Um historiador de bastante renome no século XX, Arnold Toynbee,  faz uma observação que eu preciso recuperar para essa aula aqui. O espaço onde a história humana se desenvolve, a biosfera, essa parte onde nós podemos viver, condiciona toda a nossa vida. A História não é independente da geografia, não é independente das condições climáticas. Muito daquilo que nós vamos ver durante boa parte da história humana tem esses condicionamentos, sejam eles mais claros e determinantes, sejam eles um pouco mais leves e superáveis. Numa época tecnológica como a nossa, nós somos mais livres, nós temos condições de superar o problema de escassez de água, condições de superar determinadas limitações físicas como a nossa incapacidade de voar. O avanço tecnológico nos permitiu o domínio e o controle sobre algumas dessas limitações da biosfera. Quanto mais para trás nós estamos na História, maior os peso desses condicionamentos, eles são mais determinantes e aqui nós vemos isso com muita força, com muita intensidade. O local, o ponto geográfico onde essas primeiras civilizações se desenvolvem não é qualquer um, aleatoriamente, é um local que geograficamente permitiu o processo de sedentarização.
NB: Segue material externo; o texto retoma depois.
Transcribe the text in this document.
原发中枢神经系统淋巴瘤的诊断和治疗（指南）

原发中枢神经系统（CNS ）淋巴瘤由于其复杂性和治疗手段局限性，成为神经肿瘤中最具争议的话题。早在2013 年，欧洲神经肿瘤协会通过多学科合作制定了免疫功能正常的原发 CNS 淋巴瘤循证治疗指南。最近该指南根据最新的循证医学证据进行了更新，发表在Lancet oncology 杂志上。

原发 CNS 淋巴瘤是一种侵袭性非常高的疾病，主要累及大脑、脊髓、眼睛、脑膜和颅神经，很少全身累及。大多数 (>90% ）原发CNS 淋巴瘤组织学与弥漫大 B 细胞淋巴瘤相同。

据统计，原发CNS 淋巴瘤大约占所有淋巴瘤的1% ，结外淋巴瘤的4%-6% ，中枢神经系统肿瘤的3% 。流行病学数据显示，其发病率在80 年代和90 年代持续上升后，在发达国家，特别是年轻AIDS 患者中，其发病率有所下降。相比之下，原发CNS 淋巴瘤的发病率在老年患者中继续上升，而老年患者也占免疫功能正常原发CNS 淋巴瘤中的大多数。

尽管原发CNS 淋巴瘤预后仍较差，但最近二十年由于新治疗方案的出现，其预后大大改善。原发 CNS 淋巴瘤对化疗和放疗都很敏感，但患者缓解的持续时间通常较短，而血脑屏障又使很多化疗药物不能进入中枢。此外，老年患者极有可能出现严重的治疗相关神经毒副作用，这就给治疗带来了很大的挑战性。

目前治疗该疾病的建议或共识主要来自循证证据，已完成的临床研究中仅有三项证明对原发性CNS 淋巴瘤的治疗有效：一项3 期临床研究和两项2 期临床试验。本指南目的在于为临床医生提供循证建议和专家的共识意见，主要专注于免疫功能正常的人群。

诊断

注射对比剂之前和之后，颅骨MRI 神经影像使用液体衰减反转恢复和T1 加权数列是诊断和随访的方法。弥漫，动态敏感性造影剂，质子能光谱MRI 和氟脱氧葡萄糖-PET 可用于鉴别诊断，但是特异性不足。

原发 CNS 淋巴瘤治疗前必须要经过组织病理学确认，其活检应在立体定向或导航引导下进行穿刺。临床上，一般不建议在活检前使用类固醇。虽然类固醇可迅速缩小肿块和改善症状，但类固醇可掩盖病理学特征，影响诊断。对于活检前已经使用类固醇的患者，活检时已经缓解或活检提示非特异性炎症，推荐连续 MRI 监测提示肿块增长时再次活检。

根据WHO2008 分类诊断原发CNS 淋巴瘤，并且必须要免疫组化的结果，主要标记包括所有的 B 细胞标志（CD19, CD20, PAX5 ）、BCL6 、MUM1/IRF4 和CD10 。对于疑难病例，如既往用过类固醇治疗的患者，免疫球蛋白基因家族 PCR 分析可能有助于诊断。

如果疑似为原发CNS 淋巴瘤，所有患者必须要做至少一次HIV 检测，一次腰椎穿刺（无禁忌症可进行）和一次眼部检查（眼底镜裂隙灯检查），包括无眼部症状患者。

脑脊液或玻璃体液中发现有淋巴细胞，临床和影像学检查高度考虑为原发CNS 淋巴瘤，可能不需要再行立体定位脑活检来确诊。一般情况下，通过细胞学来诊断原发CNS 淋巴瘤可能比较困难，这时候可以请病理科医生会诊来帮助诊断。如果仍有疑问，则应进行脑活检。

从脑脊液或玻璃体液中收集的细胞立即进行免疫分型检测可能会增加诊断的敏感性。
Esta característica vem do solo, da fertilidade do solo. Esta região mesopotâmica é uma região altamente fértil por causa dos detritos orgânicos que são depositados sobre o solo, tanto pelo

Rio Tigre quanto pelo Rio Eufrates. A região entre rios acaba tendo enormes terras agricultáveis, seja porque é uma enorme área de planície e uma planície fértil, que é fertilizada tanto por um rio à esquerda quanto por um rio à direita. Esta condição é uma condição pressuposta para o desenvolvimento dessas primeiras civilizações. Então não é aleatório, elas não vão aparecer eventualmente em qualquer lugar. Aparecem aí por causa de um fator geográfico que condiciona essa possibilidade. Não vai determinar o seu sucesso, mas condiciona as possibilidades.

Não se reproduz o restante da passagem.